Hago mención aparte de mi propio primer ministro aquí en Canadá: Justin Trudeau es el hijo de Pierre Elliott Trudeau, el mismo que gobernaba cuando gran parte de los chilenos entonces escapando de la dictadura vinimos a parar a esta generosa tierra. En los años de la Guerra Fría, Trudeau padre resistió firmemente todas las presiones de Washington para que Canadá se sumara al bloqueo contra Cuba, este país nunca rompió relaciones con la isla, mantuvo con ella un activo intercambio comercial y para rematar su postura, Trudeau visitó Cuba y mantuvo una relación amistosa personal con Fidel Castro, al punto que cuando Trudeau falleció en 2000, el líder cubano estuvo presente en su funeral en Montreal.
Se dice que el genio se salta una generación, pero parece que los cojones también: Justin Trudeau, en una situación parecida, no sólo se ha sumado a la campaña contra Venezuela apenas Washington hizo su primer gesto, sino que –en una movida ajena a una tradición en que Canadá no se involucraba mayormente en asuntos latinoamericanos– ha desempeñado un rol bastante activo, siendo su capital Ottawa sede hace un par de semanas para lo que en buenas cuentas no es otra cosa que la puesta en marcha de un plan para un golpe de estado en Venezuela.

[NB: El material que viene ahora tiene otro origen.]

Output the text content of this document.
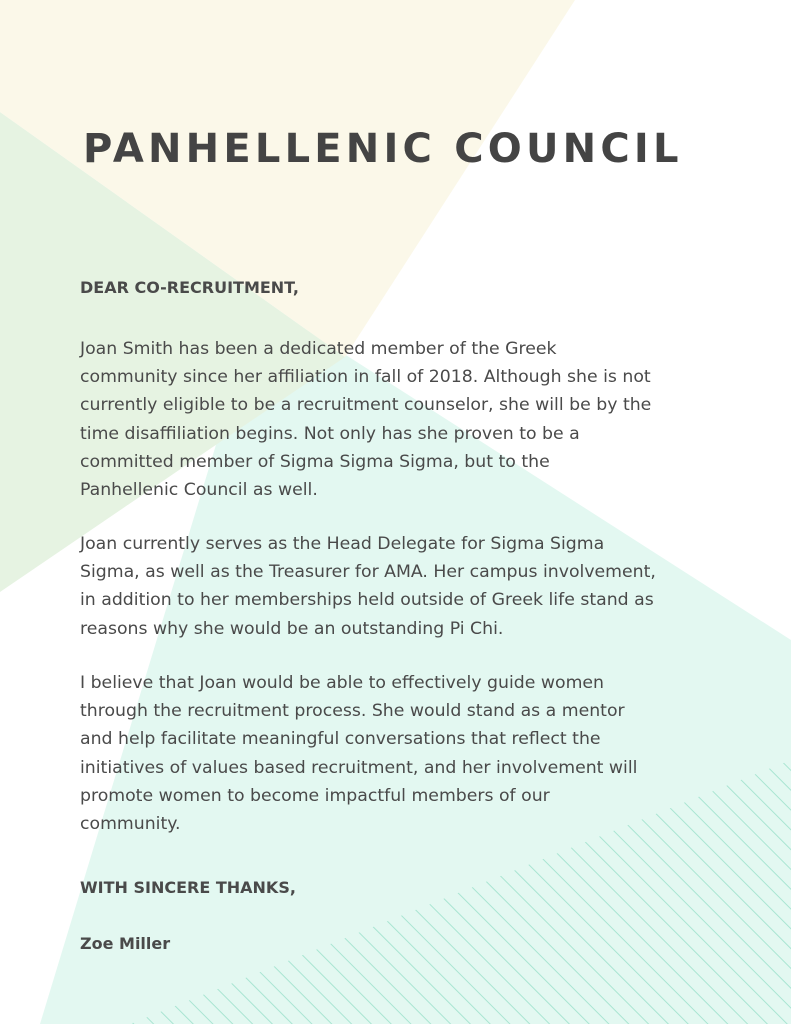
PANHELLENIC COUNCIL

DEAR CO-RECRUITMENT,

Joan Smith has been a dedicated member of the Greek
community since her affiliation in fall of 2018. Although she is not
currently eligible to be a recruitment counselor, she will be by the
time disaffiliation begins. Not only has she proven to be a
committed member of Sigma Sigma Sigma, but to the
Panhellenic Council as well.

Joan currently serves as the Head Delegate for Sigma Sigma
Sigma, as well as the Treasurer for AMA. Her campus involvement,
in addition to her memberships held outside of Greek life stand as
reasons why she would be an outstanding Pi Chi.

I believe that Joan would be able to effectively guide women
through the recruitment process. She would stand as a mentor
and help facilitate meaningful conversations that reflect the
initiatives of values based recruitment, and her involvement will
promote women to become impactful members of our
community.

WITH SINCERE THANKS,

Zoe Miller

Por cierto, todos estos líderes de la “comunidad internacional” (la “gente decente” en la arena mundial, en oposición a los rústicos rusos, los enigmáticos chinos y la mayoría de los otros países del mundo, que constituirían una suerte de “rotada” del orbe) intentan remover al gobierno de Venezuela en el nombre de esa democracia con la cual hacen frecuentes gárgaras, a fin de que la gente, incluyendo a sus propios pueblos, crean que efectivamente sus alientos huelen con la fresca fragancia de menta de los enjuagues bucales. Lamentablemente muchos creen que esa es su verdadera fragancia y no se dan cuenta que el enjuague solo encubre la pestilencia de sus reales intenciones como lo hicieron en Libia, en Irak, y en América Latina tantas veces: en la Guatemala de Arbenz y en el Chile de Allende, entre muchos otros.

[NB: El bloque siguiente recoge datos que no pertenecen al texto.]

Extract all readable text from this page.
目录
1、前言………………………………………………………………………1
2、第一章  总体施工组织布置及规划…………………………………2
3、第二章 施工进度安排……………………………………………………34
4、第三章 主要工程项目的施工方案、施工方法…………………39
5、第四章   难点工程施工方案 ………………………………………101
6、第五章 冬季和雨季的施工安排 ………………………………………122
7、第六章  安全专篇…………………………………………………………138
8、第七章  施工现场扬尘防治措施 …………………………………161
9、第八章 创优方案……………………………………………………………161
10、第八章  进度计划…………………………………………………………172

Y curiosamente entre muchos que no se dan cuenta del enjuague se cuenta un buen número de gente que se dice de izquierda. Bueno, admitamos que algunos ya no quieren darse cuenta porque a esta altura de la vida han encontrado que “el pasto es más verde al otro lado de la cerca”, no se atreven a confesar su conversión a la derecha aun, pero están en ello. Y también los hay que, de manera bienintencionada, creen genuinamente que hacer gárgaras de democracia efectivamente a uno lo hace democrático, aunque no se plantean más allá qué diablos es esto de la democracia. Más allá de repetir unas cuantas frases hechas sobre el tema, digeridas del último noticiero en la tele.

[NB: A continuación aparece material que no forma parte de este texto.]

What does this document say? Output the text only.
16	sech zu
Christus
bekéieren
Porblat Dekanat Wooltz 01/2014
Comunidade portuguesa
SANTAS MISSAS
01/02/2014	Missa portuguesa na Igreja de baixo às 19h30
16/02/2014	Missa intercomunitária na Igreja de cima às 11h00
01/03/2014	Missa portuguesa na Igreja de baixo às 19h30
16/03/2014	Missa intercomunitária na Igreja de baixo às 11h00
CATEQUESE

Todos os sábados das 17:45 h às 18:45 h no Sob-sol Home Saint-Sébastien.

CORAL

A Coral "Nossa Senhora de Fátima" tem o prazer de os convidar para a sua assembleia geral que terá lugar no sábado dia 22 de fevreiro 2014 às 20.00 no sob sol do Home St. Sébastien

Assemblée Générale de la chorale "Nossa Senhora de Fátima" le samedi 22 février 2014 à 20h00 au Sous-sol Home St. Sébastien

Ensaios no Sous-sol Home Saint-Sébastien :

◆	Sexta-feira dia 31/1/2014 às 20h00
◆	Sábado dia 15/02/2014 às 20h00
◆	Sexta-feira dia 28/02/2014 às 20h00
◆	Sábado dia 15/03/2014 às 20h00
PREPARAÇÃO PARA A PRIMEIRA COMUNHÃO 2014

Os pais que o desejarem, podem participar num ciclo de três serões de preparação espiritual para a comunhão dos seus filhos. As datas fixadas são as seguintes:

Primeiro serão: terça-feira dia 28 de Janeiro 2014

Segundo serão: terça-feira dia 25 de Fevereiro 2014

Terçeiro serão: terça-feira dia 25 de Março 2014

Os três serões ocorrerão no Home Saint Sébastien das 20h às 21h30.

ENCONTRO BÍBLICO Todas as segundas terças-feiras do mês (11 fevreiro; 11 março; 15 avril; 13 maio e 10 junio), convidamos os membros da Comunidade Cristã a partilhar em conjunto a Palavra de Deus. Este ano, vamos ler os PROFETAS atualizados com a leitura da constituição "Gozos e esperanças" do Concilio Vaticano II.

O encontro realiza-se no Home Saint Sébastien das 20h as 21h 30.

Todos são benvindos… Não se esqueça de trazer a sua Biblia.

También hay en ciertos sectores de la izquierda, una suerte de complejo de culpa por haber abrazado en el pasado movimientos o formas de gobierno –el socialismo real de la URSS y Europa del Este– que han colapsado y que en su caída han dejado ver una serie de falencias que ahora avergüenzan a algunos de sus antiguos apologistas. O los que simplemente se han arrepentido de haber apoyado a Cuba o China (cuando esta última tenía a sus ciudadanos movilizándose en bicicletas y bebiendo té, y no en costosos automóviles y bebiendo Coca Cola), o simplemente porque para algunos izquierdistas de salón, hoy no les parece de moda apoyar revoluciones, prefiriendo orientar su discurso hacia objetivos donde existen coincidencias más transversales, como los temas medioambientales o la igualdad de género, por cierto temas respetables y valiosos, pero que no tocan en lo central la estructura de poder de la sociedad.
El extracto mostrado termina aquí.